Séneçon commun: le vent l'emportera ! (akènes)
Pionnière, sauvage et solitaire, cette annuelle est mal à l’aise en présence d’autres végétaux et affectionne tout particulièrement les terrains découverts, les terra incognita que nulle racine n’a encore traversées. Elle adapte sa prestance au sol sur lequel elle pousse: fière et haute sur les sols fertiles, discrète et prostrée sur les sols misérables. C’est en hiver que la Sauvage se fait le plus remarquer, l’absence de concurrence végétale et de compagnie lui permettant de s’exprimer pleinement.

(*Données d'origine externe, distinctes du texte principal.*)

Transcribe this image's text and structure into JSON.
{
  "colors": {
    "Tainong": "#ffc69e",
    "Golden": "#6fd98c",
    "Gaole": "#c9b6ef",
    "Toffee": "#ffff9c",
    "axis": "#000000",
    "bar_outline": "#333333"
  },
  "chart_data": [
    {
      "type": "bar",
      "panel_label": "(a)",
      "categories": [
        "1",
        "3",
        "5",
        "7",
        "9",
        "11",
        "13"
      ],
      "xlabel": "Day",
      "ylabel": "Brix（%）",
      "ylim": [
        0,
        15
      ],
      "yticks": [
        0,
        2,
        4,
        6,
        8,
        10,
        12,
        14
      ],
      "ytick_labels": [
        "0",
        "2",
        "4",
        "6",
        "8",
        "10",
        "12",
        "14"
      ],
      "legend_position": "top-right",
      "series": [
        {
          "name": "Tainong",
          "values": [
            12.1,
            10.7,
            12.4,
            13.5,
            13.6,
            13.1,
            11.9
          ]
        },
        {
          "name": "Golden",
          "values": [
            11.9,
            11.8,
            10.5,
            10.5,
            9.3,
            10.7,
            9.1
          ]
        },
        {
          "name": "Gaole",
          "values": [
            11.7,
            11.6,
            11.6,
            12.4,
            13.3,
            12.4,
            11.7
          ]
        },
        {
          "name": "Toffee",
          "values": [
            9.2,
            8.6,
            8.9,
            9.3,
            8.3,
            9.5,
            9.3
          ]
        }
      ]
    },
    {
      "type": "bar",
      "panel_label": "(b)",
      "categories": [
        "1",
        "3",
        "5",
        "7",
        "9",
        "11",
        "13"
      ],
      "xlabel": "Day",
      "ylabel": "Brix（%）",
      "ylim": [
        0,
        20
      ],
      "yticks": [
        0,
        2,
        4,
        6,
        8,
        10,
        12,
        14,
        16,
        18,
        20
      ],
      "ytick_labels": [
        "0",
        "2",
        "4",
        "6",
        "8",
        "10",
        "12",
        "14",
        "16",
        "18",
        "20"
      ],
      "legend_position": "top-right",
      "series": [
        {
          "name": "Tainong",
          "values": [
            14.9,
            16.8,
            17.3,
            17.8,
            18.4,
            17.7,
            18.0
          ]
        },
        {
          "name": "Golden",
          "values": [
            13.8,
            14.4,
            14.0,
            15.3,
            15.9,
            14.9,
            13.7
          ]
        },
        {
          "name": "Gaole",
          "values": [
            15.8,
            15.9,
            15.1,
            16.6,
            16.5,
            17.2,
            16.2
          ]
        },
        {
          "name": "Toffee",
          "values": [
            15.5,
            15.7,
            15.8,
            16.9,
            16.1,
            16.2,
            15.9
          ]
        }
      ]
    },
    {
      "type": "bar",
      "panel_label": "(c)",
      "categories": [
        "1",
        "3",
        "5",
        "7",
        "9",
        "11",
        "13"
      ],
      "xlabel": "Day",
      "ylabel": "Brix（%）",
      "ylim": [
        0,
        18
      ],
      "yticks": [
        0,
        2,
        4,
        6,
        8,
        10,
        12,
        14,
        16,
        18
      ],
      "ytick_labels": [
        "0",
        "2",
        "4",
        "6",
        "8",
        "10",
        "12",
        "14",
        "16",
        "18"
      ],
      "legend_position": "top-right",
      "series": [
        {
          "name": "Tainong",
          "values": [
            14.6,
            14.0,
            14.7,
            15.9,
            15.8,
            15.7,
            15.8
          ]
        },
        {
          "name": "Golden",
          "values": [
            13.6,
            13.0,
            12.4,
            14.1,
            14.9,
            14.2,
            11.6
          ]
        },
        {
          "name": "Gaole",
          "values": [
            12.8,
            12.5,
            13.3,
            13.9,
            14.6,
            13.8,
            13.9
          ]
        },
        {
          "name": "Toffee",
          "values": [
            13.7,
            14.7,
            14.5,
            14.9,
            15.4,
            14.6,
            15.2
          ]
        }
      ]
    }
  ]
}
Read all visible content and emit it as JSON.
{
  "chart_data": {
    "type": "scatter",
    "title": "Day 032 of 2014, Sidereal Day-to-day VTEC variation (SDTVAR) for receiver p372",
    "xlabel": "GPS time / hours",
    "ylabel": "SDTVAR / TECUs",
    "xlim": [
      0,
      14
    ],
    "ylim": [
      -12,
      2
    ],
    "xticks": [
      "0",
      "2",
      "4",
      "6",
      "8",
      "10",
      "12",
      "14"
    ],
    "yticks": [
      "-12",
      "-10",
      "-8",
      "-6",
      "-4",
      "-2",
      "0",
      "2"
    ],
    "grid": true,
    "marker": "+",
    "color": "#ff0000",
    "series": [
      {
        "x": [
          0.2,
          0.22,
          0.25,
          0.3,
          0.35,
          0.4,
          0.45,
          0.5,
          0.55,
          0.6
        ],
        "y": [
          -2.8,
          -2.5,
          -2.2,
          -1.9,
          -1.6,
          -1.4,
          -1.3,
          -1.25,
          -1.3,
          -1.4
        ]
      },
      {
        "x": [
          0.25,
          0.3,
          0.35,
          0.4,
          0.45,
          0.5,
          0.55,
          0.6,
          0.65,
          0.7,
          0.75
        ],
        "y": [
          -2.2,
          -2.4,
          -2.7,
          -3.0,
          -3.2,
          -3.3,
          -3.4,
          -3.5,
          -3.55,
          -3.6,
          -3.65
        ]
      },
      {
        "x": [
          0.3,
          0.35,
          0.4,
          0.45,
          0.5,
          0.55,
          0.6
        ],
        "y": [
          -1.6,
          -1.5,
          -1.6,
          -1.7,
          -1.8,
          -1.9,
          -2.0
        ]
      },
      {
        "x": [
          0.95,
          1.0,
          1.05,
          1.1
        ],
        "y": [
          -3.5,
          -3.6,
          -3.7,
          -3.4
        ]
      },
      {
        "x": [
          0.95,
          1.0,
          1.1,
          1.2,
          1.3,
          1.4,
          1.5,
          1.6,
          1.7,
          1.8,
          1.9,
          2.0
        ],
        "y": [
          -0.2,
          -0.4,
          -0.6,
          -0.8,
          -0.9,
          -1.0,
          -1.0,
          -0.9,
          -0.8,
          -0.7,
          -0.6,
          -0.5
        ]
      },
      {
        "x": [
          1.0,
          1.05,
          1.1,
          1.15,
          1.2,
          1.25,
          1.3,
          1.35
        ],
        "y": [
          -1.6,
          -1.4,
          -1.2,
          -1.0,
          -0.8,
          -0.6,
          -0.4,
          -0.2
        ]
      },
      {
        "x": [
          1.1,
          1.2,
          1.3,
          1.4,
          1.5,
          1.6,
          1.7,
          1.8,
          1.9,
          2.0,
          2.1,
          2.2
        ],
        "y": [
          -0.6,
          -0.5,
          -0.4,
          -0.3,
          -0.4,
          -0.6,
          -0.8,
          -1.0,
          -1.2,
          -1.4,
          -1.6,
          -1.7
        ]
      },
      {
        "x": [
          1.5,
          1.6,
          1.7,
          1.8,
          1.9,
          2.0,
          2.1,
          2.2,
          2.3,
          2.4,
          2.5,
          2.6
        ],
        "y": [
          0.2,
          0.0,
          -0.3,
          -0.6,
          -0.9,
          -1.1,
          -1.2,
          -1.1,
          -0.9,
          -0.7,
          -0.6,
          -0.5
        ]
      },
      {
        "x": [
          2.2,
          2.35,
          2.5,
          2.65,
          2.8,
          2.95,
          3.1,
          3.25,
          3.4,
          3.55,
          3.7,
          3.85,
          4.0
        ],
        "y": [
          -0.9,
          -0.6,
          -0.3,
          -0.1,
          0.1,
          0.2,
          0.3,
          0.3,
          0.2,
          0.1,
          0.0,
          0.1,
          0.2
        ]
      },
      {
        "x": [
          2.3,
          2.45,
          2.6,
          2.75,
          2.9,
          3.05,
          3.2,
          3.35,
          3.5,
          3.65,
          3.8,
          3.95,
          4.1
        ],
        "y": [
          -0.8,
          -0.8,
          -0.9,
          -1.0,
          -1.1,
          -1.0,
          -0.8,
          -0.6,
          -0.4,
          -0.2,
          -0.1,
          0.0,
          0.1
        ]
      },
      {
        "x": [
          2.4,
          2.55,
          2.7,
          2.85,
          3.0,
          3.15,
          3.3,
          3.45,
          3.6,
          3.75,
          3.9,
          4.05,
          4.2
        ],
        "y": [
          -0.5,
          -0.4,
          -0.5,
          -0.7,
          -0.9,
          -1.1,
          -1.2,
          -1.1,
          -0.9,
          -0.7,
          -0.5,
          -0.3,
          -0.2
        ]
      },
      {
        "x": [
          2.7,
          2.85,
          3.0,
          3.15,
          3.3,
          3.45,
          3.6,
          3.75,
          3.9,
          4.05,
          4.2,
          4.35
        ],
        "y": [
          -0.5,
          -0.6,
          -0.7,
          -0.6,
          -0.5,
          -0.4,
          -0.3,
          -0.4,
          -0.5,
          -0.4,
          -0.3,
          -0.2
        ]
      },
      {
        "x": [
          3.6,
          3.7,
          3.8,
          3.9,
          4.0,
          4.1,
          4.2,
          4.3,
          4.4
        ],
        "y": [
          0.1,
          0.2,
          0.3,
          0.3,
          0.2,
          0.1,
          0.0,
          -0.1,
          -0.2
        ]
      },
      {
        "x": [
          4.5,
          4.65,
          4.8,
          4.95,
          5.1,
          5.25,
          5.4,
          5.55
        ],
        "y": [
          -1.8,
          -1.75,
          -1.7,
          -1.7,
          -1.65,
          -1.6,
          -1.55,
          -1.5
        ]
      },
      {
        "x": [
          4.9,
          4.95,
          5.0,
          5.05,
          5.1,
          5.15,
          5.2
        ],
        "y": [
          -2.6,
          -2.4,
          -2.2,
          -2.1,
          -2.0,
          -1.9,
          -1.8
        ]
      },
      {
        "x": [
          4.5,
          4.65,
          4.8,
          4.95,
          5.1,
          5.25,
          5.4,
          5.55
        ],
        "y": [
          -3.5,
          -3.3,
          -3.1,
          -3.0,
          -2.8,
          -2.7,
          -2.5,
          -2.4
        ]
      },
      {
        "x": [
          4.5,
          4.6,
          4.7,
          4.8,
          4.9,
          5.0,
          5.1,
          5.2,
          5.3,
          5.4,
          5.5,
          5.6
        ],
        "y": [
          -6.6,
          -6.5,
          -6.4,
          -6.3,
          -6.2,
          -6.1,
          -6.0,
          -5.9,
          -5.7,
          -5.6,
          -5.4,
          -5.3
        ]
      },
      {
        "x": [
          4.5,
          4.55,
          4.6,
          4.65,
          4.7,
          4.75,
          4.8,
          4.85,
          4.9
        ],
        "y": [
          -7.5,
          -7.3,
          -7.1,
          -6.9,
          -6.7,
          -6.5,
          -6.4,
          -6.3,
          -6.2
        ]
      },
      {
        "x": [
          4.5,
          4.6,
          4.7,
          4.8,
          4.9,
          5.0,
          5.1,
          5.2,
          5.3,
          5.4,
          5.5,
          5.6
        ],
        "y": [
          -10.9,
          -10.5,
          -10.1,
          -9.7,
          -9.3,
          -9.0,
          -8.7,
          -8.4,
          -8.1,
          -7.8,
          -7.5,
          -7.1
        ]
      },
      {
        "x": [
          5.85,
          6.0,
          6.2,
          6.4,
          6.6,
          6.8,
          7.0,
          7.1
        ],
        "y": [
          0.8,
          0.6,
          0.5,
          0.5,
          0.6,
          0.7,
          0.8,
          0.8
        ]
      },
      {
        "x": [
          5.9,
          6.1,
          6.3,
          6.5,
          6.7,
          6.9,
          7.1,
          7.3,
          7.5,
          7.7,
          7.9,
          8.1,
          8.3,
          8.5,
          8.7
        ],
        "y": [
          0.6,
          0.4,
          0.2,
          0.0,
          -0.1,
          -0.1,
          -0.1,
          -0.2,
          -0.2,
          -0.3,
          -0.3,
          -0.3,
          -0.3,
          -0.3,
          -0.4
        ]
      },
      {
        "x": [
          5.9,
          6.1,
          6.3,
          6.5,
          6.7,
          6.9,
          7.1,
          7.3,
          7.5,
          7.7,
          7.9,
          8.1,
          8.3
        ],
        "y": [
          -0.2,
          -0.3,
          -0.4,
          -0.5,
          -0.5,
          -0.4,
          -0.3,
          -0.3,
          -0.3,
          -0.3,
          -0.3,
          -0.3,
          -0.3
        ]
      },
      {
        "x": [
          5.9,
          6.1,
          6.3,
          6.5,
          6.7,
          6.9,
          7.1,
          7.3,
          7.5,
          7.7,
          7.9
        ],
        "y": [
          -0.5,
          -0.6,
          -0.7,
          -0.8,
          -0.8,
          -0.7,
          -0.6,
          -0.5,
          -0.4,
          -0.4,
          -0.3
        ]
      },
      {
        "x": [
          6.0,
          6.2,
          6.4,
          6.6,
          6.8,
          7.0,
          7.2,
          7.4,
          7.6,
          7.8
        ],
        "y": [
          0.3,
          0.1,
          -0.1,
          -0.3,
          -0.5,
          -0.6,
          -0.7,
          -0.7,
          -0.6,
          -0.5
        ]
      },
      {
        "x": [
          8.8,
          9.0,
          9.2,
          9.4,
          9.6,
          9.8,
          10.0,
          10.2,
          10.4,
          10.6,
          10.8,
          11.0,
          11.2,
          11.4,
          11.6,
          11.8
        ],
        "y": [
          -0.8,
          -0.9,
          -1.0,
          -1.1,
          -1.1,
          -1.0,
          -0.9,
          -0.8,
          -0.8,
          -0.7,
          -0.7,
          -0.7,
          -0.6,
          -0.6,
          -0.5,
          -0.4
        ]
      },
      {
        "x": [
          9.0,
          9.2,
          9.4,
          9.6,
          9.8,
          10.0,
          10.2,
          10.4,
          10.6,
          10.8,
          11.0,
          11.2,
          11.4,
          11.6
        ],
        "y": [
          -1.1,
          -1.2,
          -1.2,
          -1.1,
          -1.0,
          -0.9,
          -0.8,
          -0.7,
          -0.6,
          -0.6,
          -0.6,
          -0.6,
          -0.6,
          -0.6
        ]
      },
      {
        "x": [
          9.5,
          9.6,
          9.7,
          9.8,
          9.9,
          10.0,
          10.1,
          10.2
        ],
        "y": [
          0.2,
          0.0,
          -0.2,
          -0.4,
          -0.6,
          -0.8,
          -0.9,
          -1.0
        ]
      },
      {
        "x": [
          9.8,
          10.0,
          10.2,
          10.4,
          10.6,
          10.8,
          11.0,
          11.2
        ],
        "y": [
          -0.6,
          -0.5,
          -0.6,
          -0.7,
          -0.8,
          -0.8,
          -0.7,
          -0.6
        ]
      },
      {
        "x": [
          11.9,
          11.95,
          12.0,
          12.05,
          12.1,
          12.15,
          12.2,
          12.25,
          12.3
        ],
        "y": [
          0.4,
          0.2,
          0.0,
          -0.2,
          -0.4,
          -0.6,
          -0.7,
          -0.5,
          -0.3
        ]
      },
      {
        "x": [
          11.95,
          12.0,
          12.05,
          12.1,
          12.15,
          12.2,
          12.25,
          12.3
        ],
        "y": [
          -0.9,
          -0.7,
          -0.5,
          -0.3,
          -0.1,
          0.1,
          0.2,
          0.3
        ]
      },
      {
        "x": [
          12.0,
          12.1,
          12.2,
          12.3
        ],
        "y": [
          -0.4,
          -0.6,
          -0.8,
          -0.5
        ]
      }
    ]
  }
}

Séneçon commun : à la conquête du parking du supermarché.
Je suis prêt à aller n'importe où, pourvu que ce soit en avant.
(David Livingstone)
Les fruits volants de Senecio vulgaris forment des petits «pompons» blancs, comme les têtes blanches d'une bande de vieillards : Senecio dérive du latin senex qui signifie «âgé». Dispersées par la bise, les semences ne craignent ni le froid — c’est une des rares plantes capable de germer et de fleurir au cœur de l’hiver —, ni la plupart des herbicides; une résistance héritée de nombreuses générations d’exploratrices. Son esprit de conquête assure sa présence dans toutes les zones tempérées du globe.
Vol au-dessus d'un nid de Sauvages pour cet akène de Séneçon commun.
A noter que les plantes anémochores comme Senecio vulgaris savent profiter d’autres moyens de transports que le vent : le passage des voitures, des camions et des trains peuvent leur permettre de prolonger le voyage. Ainsi, on voit le Senéçon du Cap (Senecio inaequidens), une sauvage sud-africaine nettement plus expansive, progresser peu à peu vers le nord de la France d’une gare à l’autre, avant que de conquérir les villes.
Séneçon commun, un aventurier timide, mais un aventurier quand même!
La légère toxicité du Séneçon commun le place à l’abri des cueillettes, son allure chétive à l’abri des bouquets et son enracinement peu profond à l’abri de la haine des jardiniers qu’il n’effraie guère. Bref, malgré son omniprésence et son goût de l’aventure, le Séneçon commun est un explorateur qui fait rarement la une des magazines !
Pour aller plus loin:
- Norb de Sauvages du Poitou raconte le Séneçon commun au micro de France Bleu Poitou.
- Identification assistée par ordinateur
- Senecio vulgaris sur Tela-botanica
On peut aussi rencontrer dans les milieux urbains et misérables (cimetières, parkings, trottoirs, graviers…) le Séneçon visqueux (Senecio viscosus). Contrairement au Séneçon commun, le Séneçon visqueux est poisseux au toucher et ses capitules possèdent de minuscules fleurons ligulés enroulés sur eux-mêmes.